The idea of withdrawing all tactical nuclear arms has generated debate in Europe. In October, Germany’s new foreign minister, Guido Westerwelle, called for “a country free of nuclear weapons,” meaning it was time for the United States to remove the remaining tactical weapons. But other NATO allies are leery of a complete pullback, seeing the presence of the weapons as a sign of America’s continued commitment to European security.

Similar debates have played out within both the American and Russian military establishments. “This is what both presidents say they want, but they’re both going to have to overcome the resistance of the conservative nuclear bureaucracies in their countries,” said Joseph Cirincione, president of the Ploughshares Fund, a group that advocates disarmament. “These are small but still powerful forces.”

Tactical nuclear weapons were developed during the cold war as generally lower-yield, shorter-range explosives that could be used on the battlefield. The United States and its NATO allies relied on them as a deterrent to any invasion of Western Europe by what were presumed to be superior Soviet and Warsaw Pact land forces. But since the demise of the Soviet Union, the thinking has flipped, and Russia today views tactical nuclear weapons as a bulwark against American conventional supremacy.

“The idea that they would give these things up lightly is a fool’s errand,” said Henry D. Sokolski, executive director of the Nonproliferation Policy Education Center in Washington. “They’re putting more emphasis, not less, on these systems. They’re relying on them more because they can’t catch up with us on conventional forces.”
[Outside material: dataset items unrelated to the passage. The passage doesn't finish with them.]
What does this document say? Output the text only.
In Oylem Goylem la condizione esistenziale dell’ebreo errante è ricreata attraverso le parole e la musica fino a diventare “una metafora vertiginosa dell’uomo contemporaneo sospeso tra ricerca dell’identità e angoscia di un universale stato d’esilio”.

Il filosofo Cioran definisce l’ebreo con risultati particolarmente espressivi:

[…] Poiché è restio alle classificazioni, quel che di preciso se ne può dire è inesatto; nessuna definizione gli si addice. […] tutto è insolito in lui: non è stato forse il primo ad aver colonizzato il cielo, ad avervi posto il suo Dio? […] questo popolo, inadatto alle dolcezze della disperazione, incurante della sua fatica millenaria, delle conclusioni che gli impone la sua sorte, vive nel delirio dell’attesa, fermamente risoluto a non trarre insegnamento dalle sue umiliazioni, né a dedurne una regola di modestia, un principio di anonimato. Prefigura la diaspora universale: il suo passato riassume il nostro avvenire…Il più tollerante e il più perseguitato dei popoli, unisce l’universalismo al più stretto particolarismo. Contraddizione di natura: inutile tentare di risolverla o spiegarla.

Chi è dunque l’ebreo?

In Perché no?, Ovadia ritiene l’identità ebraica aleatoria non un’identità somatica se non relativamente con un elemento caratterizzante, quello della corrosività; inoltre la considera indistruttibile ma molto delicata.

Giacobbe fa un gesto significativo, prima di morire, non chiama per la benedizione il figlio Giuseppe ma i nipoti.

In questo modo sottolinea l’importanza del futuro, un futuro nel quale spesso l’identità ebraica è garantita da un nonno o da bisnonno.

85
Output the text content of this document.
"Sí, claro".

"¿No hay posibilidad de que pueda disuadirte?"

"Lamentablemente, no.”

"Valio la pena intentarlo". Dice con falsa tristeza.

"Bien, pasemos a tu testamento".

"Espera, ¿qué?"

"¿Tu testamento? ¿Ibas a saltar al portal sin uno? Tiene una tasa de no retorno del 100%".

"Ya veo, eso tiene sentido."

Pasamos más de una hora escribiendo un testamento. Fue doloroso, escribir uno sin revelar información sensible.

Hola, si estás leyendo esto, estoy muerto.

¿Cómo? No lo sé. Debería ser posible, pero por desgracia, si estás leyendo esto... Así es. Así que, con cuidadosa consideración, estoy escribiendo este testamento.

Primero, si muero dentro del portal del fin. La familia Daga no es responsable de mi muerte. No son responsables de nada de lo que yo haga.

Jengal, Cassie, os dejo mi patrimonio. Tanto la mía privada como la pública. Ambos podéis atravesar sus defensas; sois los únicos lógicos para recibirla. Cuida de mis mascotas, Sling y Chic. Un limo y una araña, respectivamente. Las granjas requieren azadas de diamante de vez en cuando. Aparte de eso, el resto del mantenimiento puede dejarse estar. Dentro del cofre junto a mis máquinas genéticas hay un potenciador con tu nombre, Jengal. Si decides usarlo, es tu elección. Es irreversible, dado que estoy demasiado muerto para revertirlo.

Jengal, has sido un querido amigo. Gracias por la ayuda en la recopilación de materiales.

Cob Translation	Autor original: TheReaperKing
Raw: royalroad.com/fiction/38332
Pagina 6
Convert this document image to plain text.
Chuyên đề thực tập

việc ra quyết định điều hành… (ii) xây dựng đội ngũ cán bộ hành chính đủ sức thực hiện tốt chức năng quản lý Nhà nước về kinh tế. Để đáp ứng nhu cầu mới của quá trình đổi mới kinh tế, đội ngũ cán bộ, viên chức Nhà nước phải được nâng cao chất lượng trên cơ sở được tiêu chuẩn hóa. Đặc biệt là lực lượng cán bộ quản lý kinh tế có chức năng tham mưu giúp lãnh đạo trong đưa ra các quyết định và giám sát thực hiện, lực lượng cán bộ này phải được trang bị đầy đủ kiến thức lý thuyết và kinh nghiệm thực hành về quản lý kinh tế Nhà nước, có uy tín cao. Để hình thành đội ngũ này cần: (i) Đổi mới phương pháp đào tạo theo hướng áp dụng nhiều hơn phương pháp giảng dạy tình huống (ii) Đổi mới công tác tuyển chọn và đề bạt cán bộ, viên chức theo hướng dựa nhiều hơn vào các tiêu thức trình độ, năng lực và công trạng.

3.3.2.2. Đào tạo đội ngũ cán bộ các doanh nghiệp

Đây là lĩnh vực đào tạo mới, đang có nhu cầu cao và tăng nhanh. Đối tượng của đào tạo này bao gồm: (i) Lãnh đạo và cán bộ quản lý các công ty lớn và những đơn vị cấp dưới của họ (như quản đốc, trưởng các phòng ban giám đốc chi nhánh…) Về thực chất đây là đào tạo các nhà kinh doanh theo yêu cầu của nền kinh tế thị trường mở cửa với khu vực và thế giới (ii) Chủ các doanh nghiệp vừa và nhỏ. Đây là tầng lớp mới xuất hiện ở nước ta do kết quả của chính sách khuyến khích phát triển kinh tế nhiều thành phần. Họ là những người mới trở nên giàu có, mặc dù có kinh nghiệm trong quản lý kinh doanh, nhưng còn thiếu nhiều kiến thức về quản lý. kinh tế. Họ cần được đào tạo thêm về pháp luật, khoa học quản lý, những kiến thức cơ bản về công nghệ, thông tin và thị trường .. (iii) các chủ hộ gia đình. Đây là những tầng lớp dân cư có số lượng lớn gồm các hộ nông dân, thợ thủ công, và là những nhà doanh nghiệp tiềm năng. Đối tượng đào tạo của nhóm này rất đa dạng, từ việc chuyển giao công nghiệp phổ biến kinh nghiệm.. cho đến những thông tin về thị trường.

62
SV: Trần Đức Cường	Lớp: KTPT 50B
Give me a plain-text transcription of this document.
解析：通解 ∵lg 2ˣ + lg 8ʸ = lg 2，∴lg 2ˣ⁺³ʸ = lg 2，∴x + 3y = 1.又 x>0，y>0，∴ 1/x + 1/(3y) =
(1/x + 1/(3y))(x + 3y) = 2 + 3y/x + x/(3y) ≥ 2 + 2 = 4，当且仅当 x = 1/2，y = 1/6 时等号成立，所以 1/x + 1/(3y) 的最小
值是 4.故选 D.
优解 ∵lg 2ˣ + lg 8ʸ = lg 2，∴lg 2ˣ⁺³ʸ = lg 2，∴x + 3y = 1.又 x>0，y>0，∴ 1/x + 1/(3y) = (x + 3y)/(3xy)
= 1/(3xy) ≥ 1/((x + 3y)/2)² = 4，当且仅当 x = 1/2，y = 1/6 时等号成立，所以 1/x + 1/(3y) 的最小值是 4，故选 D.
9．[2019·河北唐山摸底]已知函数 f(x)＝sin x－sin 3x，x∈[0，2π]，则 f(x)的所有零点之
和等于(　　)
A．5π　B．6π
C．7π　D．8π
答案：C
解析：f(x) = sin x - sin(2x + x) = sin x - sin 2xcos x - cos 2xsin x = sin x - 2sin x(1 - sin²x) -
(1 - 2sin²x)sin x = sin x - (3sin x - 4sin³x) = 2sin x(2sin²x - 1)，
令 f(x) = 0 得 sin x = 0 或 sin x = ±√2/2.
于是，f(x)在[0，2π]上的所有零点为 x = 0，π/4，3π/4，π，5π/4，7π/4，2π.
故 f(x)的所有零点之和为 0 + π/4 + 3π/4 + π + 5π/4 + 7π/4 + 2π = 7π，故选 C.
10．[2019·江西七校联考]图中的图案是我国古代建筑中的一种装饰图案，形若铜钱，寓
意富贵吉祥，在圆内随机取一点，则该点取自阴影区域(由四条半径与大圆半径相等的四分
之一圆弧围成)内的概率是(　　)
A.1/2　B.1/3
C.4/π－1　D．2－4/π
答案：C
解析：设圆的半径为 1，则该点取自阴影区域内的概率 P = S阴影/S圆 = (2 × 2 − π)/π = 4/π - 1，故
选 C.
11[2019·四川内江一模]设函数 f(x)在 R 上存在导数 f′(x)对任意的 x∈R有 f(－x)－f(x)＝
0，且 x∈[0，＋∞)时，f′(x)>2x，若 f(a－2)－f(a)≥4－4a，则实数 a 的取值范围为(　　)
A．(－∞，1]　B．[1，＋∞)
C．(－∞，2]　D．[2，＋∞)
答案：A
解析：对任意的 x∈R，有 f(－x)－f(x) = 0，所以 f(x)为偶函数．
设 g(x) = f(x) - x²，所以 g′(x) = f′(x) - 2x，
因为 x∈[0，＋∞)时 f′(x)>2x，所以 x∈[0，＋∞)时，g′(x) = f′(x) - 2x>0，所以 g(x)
Washington and Moscow emerged from the cold war determined to reduce tactical nuclear arms, and both sides announced unilateral cuts in 1991. As a result, 17,000 tactical nuclear weapons were withdrawn from service, but no treaty ever imposed legally binding limits.

Nikolai N. Sokov, a former Soviet arms control negotiator now with the James Martin Center for Nonproliferation Studies at the Monterey Institute of International Studies in California, called it “the longest deadlock on the entire arms control agenda.